Certaines plantes marines ont eu une utilisation pratique. Les zostères aux longues feuilles poussent sous l’eau dans la zone des marées sur des sols sablonneux ou boueux. Elles se rencontrent surtout dans les anses abritées et ressemblent à des prairies sous-marines, dont la plus grande partie reste en dehors des laisses de marées de vives eaux.
Les zostères, et notamment la Zostera marina, qui dépasse en taille la Zostera noltii sont recueillies, car, une fois sèches, ces herbiers étaient recherchés pour la literie, la sellerie, la bourrellerie, la tapisserie sous l’appellation de crin végétal. Il était apprécié notamment parce qu’il était moins cher que le crin animal résistait bien à l’usure, et moins sujet aux insectes. Une petite industrie a pu se développer sur le Bassin d’Arcachon et en Bretagne.

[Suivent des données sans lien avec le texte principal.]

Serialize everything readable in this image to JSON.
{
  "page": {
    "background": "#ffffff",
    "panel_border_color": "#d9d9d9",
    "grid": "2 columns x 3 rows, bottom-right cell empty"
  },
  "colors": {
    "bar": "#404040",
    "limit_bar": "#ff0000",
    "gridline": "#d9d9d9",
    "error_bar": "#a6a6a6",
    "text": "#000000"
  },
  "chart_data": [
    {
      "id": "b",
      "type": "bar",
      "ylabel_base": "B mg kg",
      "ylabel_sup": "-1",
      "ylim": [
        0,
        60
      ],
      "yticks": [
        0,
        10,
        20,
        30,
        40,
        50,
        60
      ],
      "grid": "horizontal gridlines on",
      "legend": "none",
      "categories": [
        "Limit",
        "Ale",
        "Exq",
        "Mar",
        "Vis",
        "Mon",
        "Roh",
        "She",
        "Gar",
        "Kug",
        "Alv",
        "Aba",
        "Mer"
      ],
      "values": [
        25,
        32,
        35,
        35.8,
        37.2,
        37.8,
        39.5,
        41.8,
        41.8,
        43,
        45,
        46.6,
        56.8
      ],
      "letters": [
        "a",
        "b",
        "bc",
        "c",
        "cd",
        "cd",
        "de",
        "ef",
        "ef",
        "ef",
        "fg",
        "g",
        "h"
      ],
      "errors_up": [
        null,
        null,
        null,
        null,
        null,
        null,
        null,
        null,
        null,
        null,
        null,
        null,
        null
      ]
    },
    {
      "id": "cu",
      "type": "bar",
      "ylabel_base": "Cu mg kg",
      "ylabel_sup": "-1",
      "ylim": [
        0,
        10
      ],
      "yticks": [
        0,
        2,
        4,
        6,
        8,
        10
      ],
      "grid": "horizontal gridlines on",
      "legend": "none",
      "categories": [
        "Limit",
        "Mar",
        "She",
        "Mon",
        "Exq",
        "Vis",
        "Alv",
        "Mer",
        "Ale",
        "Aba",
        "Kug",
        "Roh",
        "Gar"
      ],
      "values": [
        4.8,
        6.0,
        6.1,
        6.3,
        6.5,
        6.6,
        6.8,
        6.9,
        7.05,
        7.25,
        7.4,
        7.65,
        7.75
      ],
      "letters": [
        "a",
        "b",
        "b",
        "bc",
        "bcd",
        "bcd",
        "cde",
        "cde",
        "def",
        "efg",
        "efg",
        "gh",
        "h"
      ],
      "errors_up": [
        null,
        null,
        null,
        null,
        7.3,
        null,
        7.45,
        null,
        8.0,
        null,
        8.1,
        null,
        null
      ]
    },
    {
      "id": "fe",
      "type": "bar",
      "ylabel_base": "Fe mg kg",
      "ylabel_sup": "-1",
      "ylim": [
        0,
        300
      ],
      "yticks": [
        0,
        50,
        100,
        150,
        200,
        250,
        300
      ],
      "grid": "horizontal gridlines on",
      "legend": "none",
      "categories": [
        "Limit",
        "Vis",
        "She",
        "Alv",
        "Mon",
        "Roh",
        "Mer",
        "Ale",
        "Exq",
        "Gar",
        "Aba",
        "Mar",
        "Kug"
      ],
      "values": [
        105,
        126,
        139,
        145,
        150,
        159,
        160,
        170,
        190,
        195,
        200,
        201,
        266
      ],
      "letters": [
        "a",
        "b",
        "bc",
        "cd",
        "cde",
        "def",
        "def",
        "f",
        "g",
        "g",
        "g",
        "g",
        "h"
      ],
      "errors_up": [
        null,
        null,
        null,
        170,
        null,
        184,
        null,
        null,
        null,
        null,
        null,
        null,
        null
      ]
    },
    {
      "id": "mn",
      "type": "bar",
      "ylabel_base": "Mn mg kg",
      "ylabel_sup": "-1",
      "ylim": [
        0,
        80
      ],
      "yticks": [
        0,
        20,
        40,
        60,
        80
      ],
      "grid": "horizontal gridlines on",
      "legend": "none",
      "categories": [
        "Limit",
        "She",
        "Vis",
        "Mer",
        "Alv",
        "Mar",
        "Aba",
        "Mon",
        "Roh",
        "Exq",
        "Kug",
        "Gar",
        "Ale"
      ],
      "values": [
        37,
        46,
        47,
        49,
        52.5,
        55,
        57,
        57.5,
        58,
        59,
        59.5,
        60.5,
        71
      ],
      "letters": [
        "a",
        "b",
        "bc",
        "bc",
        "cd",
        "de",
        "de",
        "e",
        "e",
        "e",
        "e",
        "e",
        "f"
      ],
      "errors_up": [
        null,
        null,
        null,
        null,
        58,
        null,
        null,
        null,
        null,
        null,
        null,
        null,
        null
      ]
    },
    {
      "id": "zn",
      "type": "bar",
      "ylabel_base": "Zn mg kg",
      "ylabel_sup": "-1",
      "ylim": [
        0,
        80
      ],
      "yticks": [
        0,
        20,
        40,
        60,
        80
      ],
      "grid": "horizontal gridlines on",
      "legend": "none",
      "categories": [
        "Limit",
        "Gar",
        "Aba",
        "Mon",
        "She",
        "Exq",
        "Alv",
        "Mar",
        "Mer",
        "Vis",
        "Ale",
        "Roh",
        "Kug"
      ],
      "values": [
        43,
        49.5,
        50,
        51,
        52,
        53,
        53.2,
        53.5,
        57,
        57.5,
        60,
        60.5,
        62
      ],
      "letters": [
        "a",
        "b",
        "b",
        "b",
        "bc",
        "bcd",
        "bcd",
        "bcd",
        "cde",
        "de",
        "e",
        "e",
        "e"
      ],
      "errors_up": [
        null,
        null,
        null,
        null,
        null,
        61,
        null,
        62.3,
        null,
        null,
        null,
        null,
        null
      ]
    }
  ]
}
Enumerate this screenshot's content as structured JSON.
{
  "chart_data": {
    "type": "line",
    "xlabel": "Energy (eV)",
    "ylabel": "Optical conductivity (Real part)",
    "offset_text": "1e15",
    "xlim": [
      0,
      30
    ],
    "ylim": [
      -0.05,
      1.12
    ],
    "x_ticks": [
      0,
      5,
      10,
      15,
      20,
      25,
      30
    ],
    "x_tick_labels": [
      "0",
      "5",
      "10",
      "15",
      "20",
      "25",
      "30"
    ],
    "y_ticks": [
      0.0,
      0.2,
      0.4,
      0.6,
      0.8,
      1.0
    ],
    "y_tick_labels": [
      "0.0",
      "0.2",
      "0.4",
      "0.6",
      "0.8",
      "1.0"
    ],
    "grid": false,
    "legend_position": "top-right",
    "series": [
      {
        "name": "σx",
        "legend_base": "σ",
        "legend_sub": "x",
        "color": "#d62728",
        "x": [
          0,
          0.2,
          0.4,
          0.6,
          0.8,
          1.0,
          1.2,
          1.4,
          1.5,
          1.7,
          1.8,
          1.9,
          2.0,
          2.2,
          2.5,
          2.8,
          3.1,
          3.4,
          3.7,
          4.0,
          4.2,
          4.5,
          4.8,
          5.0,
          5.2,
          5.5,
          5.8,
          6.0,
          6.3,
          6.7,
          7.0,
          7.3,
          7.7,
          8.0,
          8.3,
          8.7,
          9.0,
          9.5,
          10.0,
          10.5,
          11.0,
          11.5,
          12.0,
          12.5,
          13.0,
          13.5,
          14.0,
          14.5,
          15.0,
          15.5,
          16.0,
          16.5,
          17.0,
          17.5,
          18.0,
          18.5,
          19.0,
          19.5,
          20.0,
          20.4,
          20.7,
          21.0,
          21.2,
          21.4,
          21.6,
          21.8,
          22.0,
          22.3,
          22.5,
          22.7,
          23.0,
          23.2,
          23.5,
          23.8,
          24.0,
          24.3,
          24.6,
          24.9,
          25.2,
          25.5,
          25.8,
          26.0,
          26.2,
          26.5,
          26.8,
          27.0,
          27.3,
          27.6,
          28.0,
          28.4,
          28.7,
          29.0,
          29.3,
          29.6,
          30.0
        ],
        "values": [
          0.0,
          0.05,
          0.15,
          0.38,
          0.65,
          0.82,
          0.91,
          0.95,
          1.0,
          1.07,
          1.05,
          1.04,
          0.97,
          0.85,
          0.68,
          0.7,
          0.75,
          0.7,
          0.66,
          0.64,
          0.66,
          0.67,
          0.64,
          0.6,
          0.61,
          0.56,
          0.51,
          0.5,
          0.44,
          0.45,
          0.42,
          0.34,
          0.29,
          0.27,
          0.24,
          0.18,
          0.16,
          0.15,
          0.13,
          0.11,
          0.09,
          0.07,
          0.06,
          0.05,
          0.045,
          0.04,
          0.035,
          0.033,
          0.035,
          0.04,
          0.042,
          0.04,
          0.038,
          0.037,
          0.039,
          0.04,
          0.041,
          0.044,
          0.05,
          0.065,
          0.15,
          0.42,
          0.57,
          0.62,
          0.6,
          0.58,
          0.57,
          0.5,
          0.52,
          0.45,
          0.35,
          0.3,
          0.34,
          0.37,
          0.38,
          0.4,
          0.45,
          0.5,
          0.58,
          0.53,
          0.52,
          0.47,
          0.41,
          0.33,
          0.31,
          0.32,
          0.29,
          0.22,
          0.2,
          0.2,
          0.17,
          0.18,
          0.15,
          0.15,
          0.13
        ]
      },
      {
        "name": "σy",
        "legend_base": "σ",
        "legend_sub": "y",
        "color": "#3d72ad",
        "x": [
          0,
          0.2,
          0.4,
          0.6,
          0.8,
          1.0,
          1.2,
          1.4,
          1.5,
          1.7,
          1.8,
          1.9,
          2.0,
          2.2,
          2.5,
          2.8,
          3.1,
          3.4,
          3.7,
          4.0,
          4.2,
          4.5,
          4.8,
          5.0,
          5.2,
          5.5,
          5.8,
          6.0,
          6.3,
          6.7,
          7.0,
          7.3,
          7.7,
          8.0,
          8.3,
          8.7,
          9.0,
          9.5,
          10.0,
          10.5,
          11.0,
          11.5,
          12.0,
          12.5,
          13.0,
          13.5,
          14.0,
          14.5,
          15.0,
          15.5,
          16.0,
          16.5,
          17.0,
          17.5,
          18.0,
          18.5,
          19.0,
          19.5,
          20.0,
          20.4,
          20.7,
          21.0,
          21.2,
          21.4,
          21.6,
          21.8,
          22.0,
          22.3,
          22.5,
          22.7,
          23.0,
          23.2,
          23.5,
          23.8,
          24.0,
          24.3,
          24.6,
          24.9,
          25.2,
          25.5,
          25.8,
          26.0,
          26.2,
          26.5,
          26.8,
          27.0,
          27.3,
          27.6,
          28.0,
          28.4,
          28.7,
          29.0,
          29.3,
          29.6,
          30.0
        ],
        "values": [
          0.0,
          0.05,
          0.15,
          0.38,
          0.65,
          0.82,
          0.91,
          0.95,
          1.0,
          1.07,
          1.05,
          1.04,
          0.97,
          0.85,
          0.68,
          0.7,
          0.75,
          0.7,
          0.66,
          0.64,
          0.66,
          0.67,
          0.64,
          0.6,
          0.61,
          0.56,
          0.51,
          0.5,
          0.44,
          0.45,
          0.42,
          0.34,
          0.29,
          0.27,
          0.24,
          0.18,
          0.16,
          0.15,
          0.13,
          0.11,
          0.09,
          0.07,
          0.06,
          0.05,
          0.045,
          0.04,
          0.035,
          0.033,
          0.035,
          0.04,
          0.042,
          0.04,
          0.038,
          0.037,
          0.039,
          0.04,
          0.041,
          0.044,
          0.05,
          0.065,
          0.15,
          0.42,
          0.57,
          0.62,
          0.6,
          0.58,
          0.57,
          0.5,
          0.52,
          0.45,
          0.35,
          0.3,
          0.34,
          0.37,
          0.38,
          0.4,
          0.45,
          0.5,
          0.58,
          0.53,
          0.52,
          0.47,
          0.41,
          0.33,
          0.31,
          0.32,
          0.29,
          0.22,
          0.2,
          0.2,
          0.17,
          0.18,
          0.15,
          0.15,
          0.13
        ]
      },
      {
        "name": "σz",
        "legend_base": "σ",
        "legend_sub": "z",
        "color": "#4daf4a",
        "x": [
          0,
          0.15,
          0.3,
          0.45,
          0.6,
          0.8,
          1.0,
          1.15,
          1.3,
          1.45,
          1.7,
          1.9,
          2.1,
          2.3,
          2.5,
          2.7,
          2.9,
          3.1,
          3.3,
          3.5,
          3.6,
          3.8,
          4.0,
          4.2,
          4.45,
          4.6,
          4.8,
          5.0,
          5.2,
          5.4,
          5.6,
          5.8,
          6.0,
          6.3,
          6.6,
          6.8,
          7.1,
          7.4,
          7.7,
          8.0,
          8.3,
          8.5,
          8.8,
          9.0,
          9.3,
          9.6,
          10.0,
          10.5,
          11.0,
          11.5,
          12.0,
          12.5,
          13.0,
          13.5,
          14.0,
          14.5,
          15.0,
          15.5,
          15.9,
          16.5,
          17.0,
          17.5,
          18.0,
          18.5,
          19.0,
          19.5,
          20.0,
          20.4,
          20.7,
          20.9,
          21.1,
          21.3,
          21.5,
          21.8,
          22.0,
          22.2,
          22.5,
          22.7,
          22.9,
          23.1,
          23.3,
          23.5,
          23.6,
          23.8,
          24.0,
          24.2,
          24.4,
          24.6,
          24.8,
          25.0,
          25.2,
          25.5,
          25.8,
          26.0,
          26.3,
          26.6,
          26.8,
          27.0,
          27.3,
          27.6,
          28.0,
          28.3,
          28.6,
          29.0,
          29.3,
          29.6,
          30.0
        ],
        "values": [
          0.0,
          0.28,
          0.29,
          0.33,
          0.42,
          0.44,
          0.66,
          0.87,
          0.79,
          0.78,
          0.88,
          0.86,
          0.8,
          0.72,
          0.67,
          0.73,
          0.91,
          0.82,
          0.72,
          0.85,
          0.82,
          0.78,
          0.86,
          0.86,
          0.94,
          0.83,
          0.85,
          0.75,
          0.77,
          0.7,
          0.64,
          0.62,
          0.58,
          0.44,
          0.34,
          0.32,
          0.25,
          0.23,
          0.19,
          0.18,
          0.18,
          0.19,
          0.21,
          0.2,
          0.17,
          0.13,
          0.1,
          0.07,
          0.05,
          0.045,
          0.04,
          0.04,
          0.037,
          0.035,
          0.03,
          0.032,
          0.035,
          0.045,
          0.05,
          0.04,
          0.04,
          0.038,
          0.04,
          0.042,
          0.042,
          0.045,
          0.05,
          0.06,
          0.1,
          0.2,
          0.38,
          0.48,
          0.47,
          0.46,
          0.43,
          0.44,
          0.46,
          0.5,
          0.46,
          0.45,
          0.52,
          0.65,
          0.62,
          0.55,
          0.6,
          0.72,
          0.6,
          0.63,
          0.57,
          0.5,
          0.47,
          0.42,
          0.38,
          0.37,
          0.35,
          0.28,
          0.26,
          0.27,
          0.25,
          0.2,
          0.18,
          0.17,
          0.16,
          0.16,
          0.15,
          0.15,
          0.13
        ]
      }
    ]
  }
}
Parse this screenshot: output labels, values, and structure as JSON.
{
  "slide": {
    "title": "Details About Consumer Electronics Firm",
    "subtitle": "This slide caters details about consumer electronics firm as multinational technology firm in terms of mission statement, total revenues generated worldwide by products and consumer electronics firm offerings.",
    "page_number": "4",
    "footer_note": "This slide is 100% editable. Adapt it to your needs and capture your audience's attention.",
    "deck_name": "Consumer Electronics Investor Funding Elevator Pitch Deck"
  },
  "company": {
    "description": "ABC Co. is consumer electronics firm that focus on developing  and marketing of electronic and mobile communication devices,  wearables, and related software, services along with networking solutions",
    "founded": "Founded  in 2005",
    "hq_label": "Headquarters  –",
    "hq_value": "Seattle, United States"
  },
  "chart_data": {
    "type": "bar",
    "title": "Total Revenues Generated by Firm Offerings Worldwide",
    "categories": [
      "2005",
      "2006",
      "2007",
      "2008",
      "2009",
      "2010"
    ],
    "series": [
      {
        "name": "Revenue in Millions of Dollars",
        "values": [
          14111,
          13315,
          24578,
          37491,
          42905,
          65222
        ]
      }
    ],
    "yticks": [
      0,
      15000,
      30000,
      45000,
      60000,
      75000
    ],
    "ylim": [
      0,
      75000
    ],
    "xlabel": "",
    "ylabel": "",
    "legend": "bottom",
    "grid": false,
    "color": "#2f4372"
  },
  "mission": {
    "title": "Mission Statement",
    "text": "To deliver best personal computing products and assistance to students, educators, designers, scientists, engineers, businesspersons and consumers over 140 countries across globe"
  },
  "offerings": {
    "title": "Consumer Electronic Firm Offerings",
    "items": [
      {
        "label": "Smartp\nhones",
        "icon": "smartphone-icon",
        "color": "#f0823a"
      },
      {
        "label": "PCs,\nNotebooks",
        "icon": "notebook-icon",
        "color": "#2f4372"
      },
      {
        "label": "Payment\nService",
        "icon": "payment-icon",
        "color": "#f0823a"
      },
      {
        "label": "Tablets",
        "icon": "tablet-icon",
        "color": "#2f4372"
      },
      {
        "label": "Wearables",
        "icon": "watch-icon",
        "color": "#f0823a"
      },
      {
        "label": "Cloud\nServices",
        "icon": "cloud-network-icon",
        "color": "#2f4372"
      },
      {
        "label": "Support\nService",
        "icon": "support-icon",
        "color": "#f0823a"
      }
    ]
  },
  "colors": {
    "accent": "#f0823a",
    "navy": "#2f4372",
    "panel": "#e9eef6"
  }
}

Avant que la mer ne se soit retirée, des femmes coupaient avec des faux ou des faucilles les feuilles des zostères qui flottaient sous une fine couche d’eau. Les feuilles coupées étaient ensuite chargées sur des gabarres ou des radeaux qui, poussés par les courants, les amenaient au rivage. Ce varech était alors débarqué sur la plage et étalé comme le fanage du foin. On le laissait se laver par les pluies et, une fois dessalé et bien séché, on le ramassait pour le vendre.
Cette production issue de plantes marines restait minoritaire. Le crin végétal provenait d’abord des palmiers nains d’Afrique du Nord. Il était utilisé dans toute l’Europe pour le rembourrage et l’ameublement. L’usage de crin végétal a diminué face à la concurrence des fibres synthétiques et d’autres matériaux de capitonnage dans les années 50.